WP Rocket doesn’t require any special configuration to run on multilingual WPML-powered sites.
Page Caching
When you enable caching, it creates a static HTML version of the page that the server delivers to your users. This helps decrease the amount of processing on your server to deliver the page and as a result, contributes to decreasing the page loading time.
Upon activation, WP Rocket automatically enables page caching. You can tweak caching options such as enabling caching for mobile devices and logged-in users by navigating to the Cache tab under Settings → WP Rocket.
WP Rocket caches pages in both the default language version and the secondary language. You can check this by following the steps below:
By default, WP Rocket delivers cached pages to logged-out users.
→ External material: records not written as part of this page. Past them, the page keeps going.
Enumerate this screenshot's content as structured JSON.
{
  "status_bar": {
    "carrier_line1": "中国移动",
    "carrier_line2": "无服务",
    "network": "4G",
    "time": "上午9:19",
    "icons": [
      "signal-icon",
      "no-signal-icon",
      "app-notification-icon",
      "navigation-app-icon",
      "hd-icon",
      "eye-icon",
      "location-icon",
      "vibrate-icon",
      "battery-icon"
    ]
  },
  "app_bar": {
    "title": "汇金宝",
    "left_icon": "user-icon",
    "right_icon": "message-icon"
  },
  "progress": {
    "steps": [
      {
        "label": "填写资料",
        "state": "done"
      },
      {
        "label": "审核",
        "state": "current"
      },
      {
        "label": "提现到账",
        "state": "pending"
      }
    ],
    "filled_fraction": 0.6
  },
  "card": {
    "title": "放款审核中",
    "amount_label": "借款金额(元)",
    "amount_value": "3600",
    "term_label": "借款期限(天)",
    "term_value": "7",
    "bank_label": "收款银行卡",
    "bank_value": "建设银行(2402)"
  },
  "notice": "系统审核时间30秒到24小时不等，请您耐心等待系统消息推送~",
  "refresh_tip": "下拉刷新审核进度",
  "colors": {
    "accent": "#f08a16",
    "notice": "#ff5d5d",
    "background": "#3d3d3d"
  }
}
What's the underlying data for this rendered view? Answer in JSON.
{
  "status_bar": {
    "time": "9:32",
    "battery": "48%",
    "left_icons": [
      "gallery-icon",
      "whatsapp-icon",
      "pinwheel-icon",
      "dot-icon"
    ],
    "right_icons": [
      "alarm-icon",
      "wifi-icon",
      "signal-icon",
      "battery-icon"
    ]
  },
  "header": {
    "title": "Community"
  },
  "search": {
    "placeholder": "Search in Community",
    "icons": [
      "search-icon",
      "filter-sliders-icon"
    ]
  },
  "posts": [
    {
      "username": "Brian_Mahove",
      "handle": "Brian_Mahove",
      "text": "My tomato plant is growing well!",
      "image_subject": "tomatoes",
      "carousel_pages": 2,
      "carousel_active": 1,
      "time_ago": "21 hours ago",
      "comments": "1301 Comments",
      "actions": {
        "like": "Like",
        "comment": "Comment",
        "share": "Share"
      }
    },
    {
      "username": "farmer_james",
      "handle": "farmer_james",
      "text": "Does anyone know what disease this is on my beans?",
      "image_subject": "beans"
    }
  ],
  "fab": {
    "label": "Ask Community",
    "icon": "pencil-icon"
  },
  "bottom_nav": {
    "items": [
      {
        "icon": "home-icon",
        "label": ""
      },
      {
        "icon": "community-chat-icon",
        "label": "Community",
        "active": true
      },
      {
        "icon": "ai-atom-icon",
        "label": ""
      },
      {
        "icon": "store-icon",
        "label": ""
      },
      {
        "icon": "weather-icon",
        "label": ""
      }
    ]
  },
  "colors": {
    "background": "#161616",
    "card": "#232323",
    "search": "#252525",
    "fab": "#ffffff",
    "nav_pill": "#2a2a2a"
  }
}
Hence, make sure that you are not logged-in or use an incognito window.
Right-click on the secondary language version of the page and choose View Page Source.
Scroll to the bottom of the page and look for WP Rocket’s caching footprint.
How to Clear A Page’s Cache
You can clear/preload the cache of any page in any language. Simply visit the page on the front-end and use the WP Rocket menu in the top admin bar.
Additional Resources About Caching Multilingual Sites
File optimization includes CSS and JS minification. This reduces CSS and JS file sizes by removing white spaces, comments, and line breaks. Additionally, you have the option to combine these files into one which helps with reducing the page’s loading time.
You can customize the file optimization options by navigating to the File Optimization tab under Settings → WP Rocket.
To check that CSS and JS minification is working correctly on your secondary language pages, follow the steps below:
Open the secondary language page on the front-end. Right-click and choose View Page Source
In the head section, look for URLs that end with .css and .js. They should include a path to the folder named min inside the cache folder.
Lazy Loading
As images add to the size of a page, it increases the loading time. There are several ways of reducing the negative performance impact of images. One of them is lazy loading.
Rather than loading all the images on your page at once which increases the page loading time, lazy loading loads the images only when the user scrolls down the page and reaches them.
You can enable lazy loading by navigating to the Media tab under Settings → WP Rocket. On this screen, you can also find other media optimization options such as disabling WordPress embeds and allowing WebP caching. To learn more check out WP Rocket’s documentation on media optimization options.
Lazy loading works with images on your default and secondary language pages alike.
Content Delivery Network
One of the factors that impact your website performance is the distance between the server that hosts your website and the user’s location. Generally speaking, the closer the user is to the server the faster your website will load for him/her and vice versa. This is referred to as network latency.
A Content Delivery Network (CDN) is a network of servers that are distributed in different locations. Each of the servers has a copy of the static content on your website including images, videos, styling sheets, and JS files with the purpose of delivering the content faster to users based on their location.
WP Rocket is compatible with the majority of CDN providers. It also provides its own CDN service, RocketCDN.
You can enable CDN and tweak its setting by navigating to the CDN tab under Settings → WP Rocket.
Known Issues
WPML works fine with this plugin, but sometimes there could be minor issues we're working on. This is expected as both plugins provide frequent updates.